The pressure of facing his death was putting an enormous strain on their marriage. When the tension surfaced, it was easy for them to believe that the stress and discomfort they were each feeling was caused by something the other person was doing. What was really happening was that the intense and difficult energy swirling around their system was stirring up petty conflicts in order to find a way to be released.
In describing the situation, the wife said, “It feels like the container isn’t big enough to hold what’s happening for us.” There’s great intuitive wisdom in that statement. The mysteries of life and death are too big to hold alone, and it’s not realistic to expect that these two people could contain all that energy themselves. This journey was much bigger than they were and, in order to navigate it well, they needed to connect to larger sources of power and support.
We talked about their marriage ceremony.

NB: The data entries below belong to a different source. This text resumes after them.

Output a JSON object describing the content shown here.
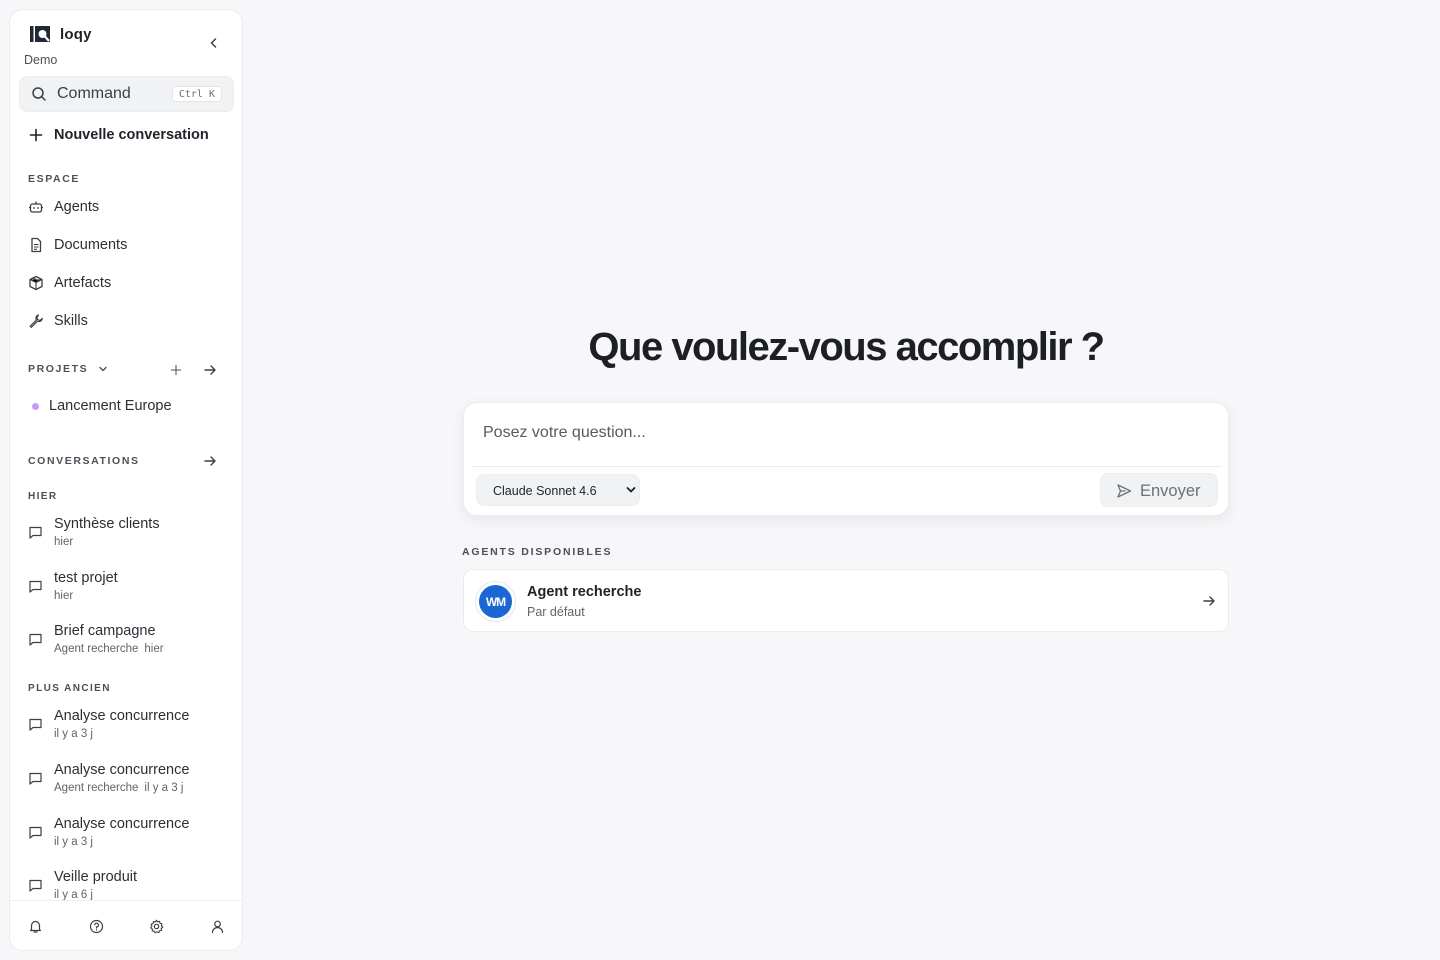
{
  "sidebar": {
    "brand_name": "loqy",
    "workspace": "Demo",
    "command": {
      "label": "Command",
      "shortcut": "Ctrl K"
    },
    "new_conversation": "Nouvelle conversation",
    "espace": {
      "title": "ESPACE",
      "items": [
        {
          "label": "Agents",
          "icon": "bot-icon"
        },
        {
          "label": "Documents",
          "icon": "document-icon"
        },
        {
          "label": "Artefacts",
          "icon": "package-icon"
        },
        {
          "label": "Skills",
          "icon": "wrench-icon"
        }
      ]
    },
    "projets": {
      "title": "PROJETS",
      "items": [
        {
          "label": "Lancement Europe",
          "color": "#c59bee"
        }
      ]
    },
    "conversations": {
      "title": "CONVERSATIONS",
      "groups": [
        {
          "title": "HIER",
          "items": [
            {
              "title": "Synthèse clients",
              "agent": "",
              "time": "hier"
            },
            {
              "title": "test projet",
              "agent": "",
              "time": "hier"
            },
            {
              "title": "Brief campagne",
              "agent": "Agent recherche",
              "time": "hier"
            }
          ]
        },
        {
          "title": "PLUS ANCIEN",
          "items": [
            {
              "title": "Analyse concurrence",
              "agent": "",
              "time": "il y a 3 j"
            },
            {
              "title": "Analyse concurrence",
              "agent": "Agent recherche",
              "time": "il y a 3 j"
            },
            {
              "title": "Analyse concurrence",
              "agent": "",
              "time": "il y a 3 j"
            },
            {
              "title": "Veille produit",
              "agent": "",
              "time": "il y a 6 j"
            }
          ]
        }
      ]
    },
    "footer_icons": [
      "bell-icon",
      "help-icon",
      "settings-icon",
      "user-icon"
    ]
  },
  "main": {
    "title": "Que voulez-vous accomplir ?",
    "composer": {
      "placeholder": "Posez votre question...",
      "model": "Claude Sonnet 4.6",
      "send_label": "Envoyer"
    },
    "agents": {
      "title": "AGENTS DISPONIBLES",
      "items": [
        {
          "name": "Agent recherche",
          "subtitle": "Par défaut",
          "avatar_text": "WM",
          "avatar_color": "#1967d2"
        }
      ]
    }
  }
}
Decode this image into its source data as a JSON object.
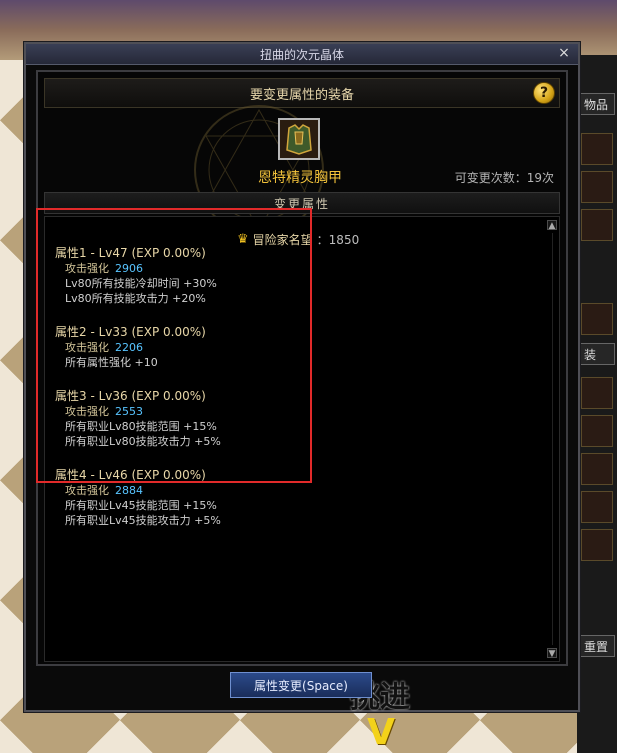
{
  "window": {
    "title": "扭曲的次元晶体",
    "close_glyph": "×"
  },
  "equipment": {
    "header": "要变更属性的装备",
    "item_name": "恩特精灵胸甲",
    "change_count": "可变更次数：19次"
  },
  "change_section": {
    "header": "变更属性"
  },
  "reputation": {
    "label": "冒险家名望",
    "value": "：1850"
  },
  "attributes": [
    {
      "title": "属性1 - Lv47 (EXP 0.00%)",
      "enhance_label": "攻击强化",
      "enhance_value": "2906",
      "lines": [
        "Lv80所有技能冷却时间 +30%",
        "Lv80所有技能攻击力 +20%"
      ]
    },
    {
      "title": "属性2 - Lv33 (EXP 0.00%)",
      "enhance_label": "攻击强化",
      "enhance_value": "2206",
      "lines": [
        "所有属性强化 +10"
      ]
    },
    {
      "title": "属性3 - Lv36 (EXP 0.00%)",
      "enhance_label": "攻击强化",
      "enhance_value": "2553",
      "lines": [
        "所有职业Lv80技能范围 +15%",
        "所有职业Lv80技能攻击力 +5%"
      ]
    },
    {
      "title": "属性4 - Lv46 (EXP 0.00%)",
      "enhance_label": "攻击强化",
      "enhance_value": "2884",
      "lines": [
        "所有职业Lv45技能范围 +15%",
        "所有职业Lv45技能攻击力 +5%"
      ]
    }
  ],
  "buttons": {
    "apply": "属性变更(Space)"
  },
  "side_panel": {
    "tab_top": "物品",
    "tab_mid": "装",
    "tab_bottom": "重置"
  },
  "background": {
    "word": "挑进"
  },
  "colors": {
    "highlight": "#e22a2a",
    "item_name": "#f2c23b",
    "value_blue": "#58c4ff"
  },
  "icons": {
    "help": "question-mark-icon",
    "reputation": "crown-icon",
    "scroll_up": "triangle-up",
    "scroll_down": "triangle-down"
  }
}
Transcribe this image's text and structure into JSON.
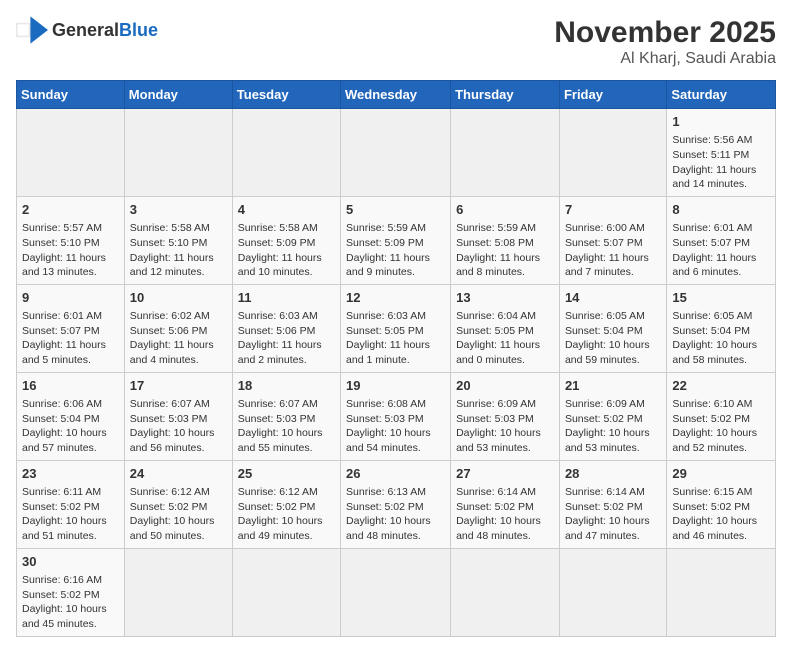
{
  "header": {
    "logo_general": "General",
    "logo_blue": "Blue",
    "month": "November 2025",
    "location": "Al Kharj, Saudi Arabia"
  },
  "weekdays": [
    "Sunday",
    "Monday",
    "Tuesday",
    "Wednesday",
    "Thursday",
    "Friday",
    "Saturday"
  ],
  "weeks": [
    [
      {
        "day": "",
        "info": ""
      },
      {
        "day": "",
        "info": ""
      },
      {
        "day": "",
        "info": ""
      },
      {
        "day": "",
        "info": ""
      },
      {
        "day": "",
        "info": ""
      },
      {
        "day": "",
        "info": ""
      },
      {
        "day": "1",
        "info": "Sunrise: 5:56 AM\nSunset: 5:11 PM\nDaylight: 11 hours and 14 minutes."
      }
    ],
    [
      {
        "day": "2",
        "info": "Sunrise: 5:57 AM\nSunset: 5:10 PM\nDaylight: 11 hours and 13 minutes."
      },
      {
        "day": "3",
        "info": "Sunrise: 5:58 AM\nSunset: 5:10 PM\nDaylight: 11 hours and 12 minutes."
      },
      {
        "day": "4",
        "info": "Sunrise: 5:58 AM\nSunset: 5:09 PM\nDaylight: 11 hours and 10 minutes."
      },
      {
        "day": "5",
        "info": "Sunrise: 5:59 AM\nSunset: 5:09 PM\nDaylight: 11 hours and 9 minutes."
      },
      {
        "day": "6",
        "info": "Sunrise: 5:59 AM\nSunset: 5:08 PM\nDaylight: 11 hours and 8 minutes."
      },
      {
        "day": "7",
        "info": "Sunrise: 6:00 AM\nSunset: 5:07 PM\nDaylight: 11 hours and 7 minutes."
      },
      {
        "day": "8",
        "info": "Sunrise: 6:01 AM\nSunset: 5:07 PM\nDaylight: 11 hours and 6 minutes."
      }
    ],
    [
      {
        "day": "9",
        "info": "Sunrise: 6:01 AM\nSunset: 5:07 PM\nDaylight: 11 hours and 5 minutes."
      },
      {
        "day": "10",
        "info": "Sunrise: 6:02 AM\nSunset: 5:06 PM\nDaylight: 11 hours and 4 minutes."
      },
      {
        "day": "11",
        "info": "Sunrise: 6:03 AM\nSunset: 5:06 PM\nDaylight: 11 hours and 2 minutes."
      },
      {
        "day": "12",
        "info": "Sunrise: 6:03 AM\nSunset: 5:05 PM\nDaylight: 11 hours and 1 minute."
      },
      {
        "day": "13",
        "info": "Sunrise: 6:04 AM\nSunset: 5:05 PM\nDaylight: 11 hours and 0 minutes."
      },
      {
        "day": "14",
        "info": "Sunrise: 6:05 AM\nSunset: 5:04 PM\nDaylight: 10 hours and 59 minutes."
      },
      {
        "day": "15",
        "info": "Sunrise: 6:05 AM\nSunset: 5:04 PM\nDaylight: 10 hours and 58 minutes."
      }
    ],
    [
      {
        "day": "16",
        "info": "Sunrise: 6:06 AM\nSunset: 5:04 PM\nDaylight: 10 hours and 57 minutes."
      },
      {
        "day": "17",
        "info": "Sunrise: 6:07 AM\nSunset: 5:03 PM\nDaylight: 10 hours and 56 minutes."
      },
      {
        "day": "18",
        "info": "Sunrise: 6:07 AM\nSunset: 5:03 PM\nDaylight: 10 hours and 55 minutes."
      },
      {
        "day": "19",
        "info": "Sunrise: 6:08 AM\nSunset: 5:03 PM\nDaylight: 10 hours and 54 minutes."
      },
      {
        "day": "20",
        "info": "Sunrise: 6:09 AM\nSunset: 5:03 PM\nDaylight: 10 hours and 53 minutes."
      },
      {
        "day": "21",
        "info": "Sunrise: 6:09 AM\nSunset: 5:02 PM\nDaylight: 10 hours and 53 minutes."
      },
      {
        "day": "22",
        "info": "Sunrise: 6:10 AM\nSunset: 5:02 PM\nDaylight: 10 hours and 52 minutes."
      }
    ],
    [
      {
        "day": "23",
        "info": "Sunrise: 6:11 AM\nSunset: 5:02 PM\nDaylight: 10 hours and 51 minutes."
      },
      {
        "day": "24",
        "info": "Sunrise: 6:12 AM\nSunset: 5:02 PM\nDaylight: 10 hours and 50 minutes."
      },
      {
        "day": "25",
        "info": "Sunrise: 6:12 AM\nSunset: 5:02 PM\nDaylight: 10 hours and 49 minutes."
      },
      {
        "day": "26",
        "info": "Sunrise: 6:13 AM\nSunset: 5:02 PM\nDaylight: 10 hours and 48 minutes."
      },
      {
        "day": "27",
        "info": "Sunrise: 6:14 AM\nSunset: 5:02 PM\nDaylight: 10 hours and 48 minutes."
      },
      {
        "day": "28",
        "info": "Sunrise: 6:14 AM\nSunset: 5:02 PM\nDaylight: 10 hours and 47 minutes."
      },
      {
        "day": "29",
        "info": "Sunrise: 6:15 AM\nSunset: 5:02 PM\nDaylight: 10 hours and 46 minutes."
      }
    ],
    [
      {
        "day": "30",
        "info": "Sunrise: 6:16 AM\nSunset: 5:02 PM\nDaylight: 10 hours and 45 minutes."
      },
      {
        "day": "",
        "info": ""
      },
      {
        "day": "",
        "info": ""
      },
      {
        "day": "",
        "info": ""
      },
      {
        "day": "",
        "info": ""
      },
      {
        "day": "",
        "info": ""
      },
      {
        "day": "",
        "info": ""
      }
    ]
  ]
}
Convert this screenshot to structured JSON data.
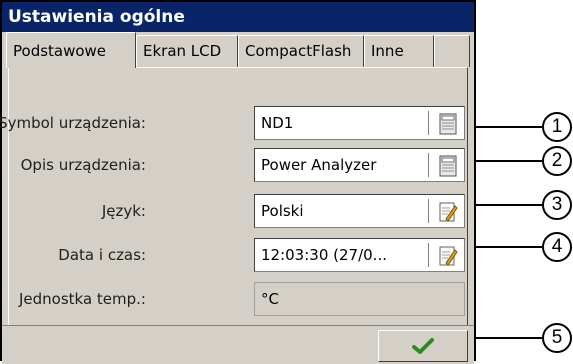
{
  "window": {
    "title": "Ustawienia ogólne"
  },
  "tabs": [
    {
      "label": "Podstawowe",
      "active": true
    },
    {
      "label": "Ekran LCD",
      "active": false
    },
    {
      "label": "CompactFlash",
      "active": false
    },
    {
      "label": "Inne",
      "active": false
    }
  ],
  "form": {
    "device_symbol": {
      "label": "Symbol urządzenia:",
      "value": "ND1",
      "icon": "keypad-icon"
    },
    "device_description": {
      "label": "Opis urządzenia:",
      "value": "Power Analyzer",
      "icon": "keypad-icon"
    },
    "language": {
      "label": "Język:",
      "value": "Polski",
      "icon": "edit-icon"
    },
    "datetime": {
      "label": "Data i czas:",
      "value": "12:03:30 (27/0...",
      "icon": "edit-icon"
    },
    "temp_unit": {
      "label": "Jednostka temp.:",
      "value": "°C"
    }
  },
  "ok_button": {
    "icon": "checkmark-icon"
  },
  "callouts": [
    "1",
    "2",
    "3",
    "4",
    "5"
  ],
  "colors": {
    "titlebar": "#0a246a",
    "window_bg": "#d4d0c8",
    "check": "#2e8b22"
  }
}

This was the second marriage for both of them, and they had a deep and beautiful ceremony. They were very intentional in the vows they spoke, the community they gathered to witness it, and the kind of conscious partnership they committed to create. The marriage was strong, but it was now being called to be even stronger. To be something that they could lean on as things got hard. To be one of those larger forces that would help them find their way through this.
We discussed the possibility of holding another vow-making ceremony. Unfortunately, his illness progressed too quickly, and there wasn't time for it. I think it's worth sharing our ideas, because this is a common situation, and ritual offers a strong healing model for addressing it.
In a ceremony like this, the intention would be to strengthen a couple's commitment to each other in the face of a terminal diagnosis, and to invite their community into the process, to witness and support. Intention has incredible power, and speaking your intention ceremonially in front of witnesses intensifies that power.
A couple is stronger if they can set an intention for how they will live out the rest of their lives together when one of them is facing death. Getting clear on that intention sets an energetic through-line that they can come back to when things get hard, when little differences threaten to grow into big arguments, when what’s happening seems more than they can bear.
Making these new, more specific vows in front of their community can help strengthen that intention, and also offer their community a way to support them. When a diagnosis is terminal, it's often said “there’s nothing more that can be done.” There may be no curative actions that can be taken, but there are always healing ones. A loving community who wants to help often needs a structure through which to flow that support. A ritual is such a structure, it offers people a way to offer their love and spiritual support, to “do” something that matters. To do something that heals.
Finally, such a ritual would be a gift from a couple to their community. Very few of us learn how to die, or how to help someone we love die. In bringing their challenges and their request for help to their community, a couple can forge a new way of meeting death. In sharing their process and learnings with those around them, they can teach the rest of us how we might respond, should this happen to us.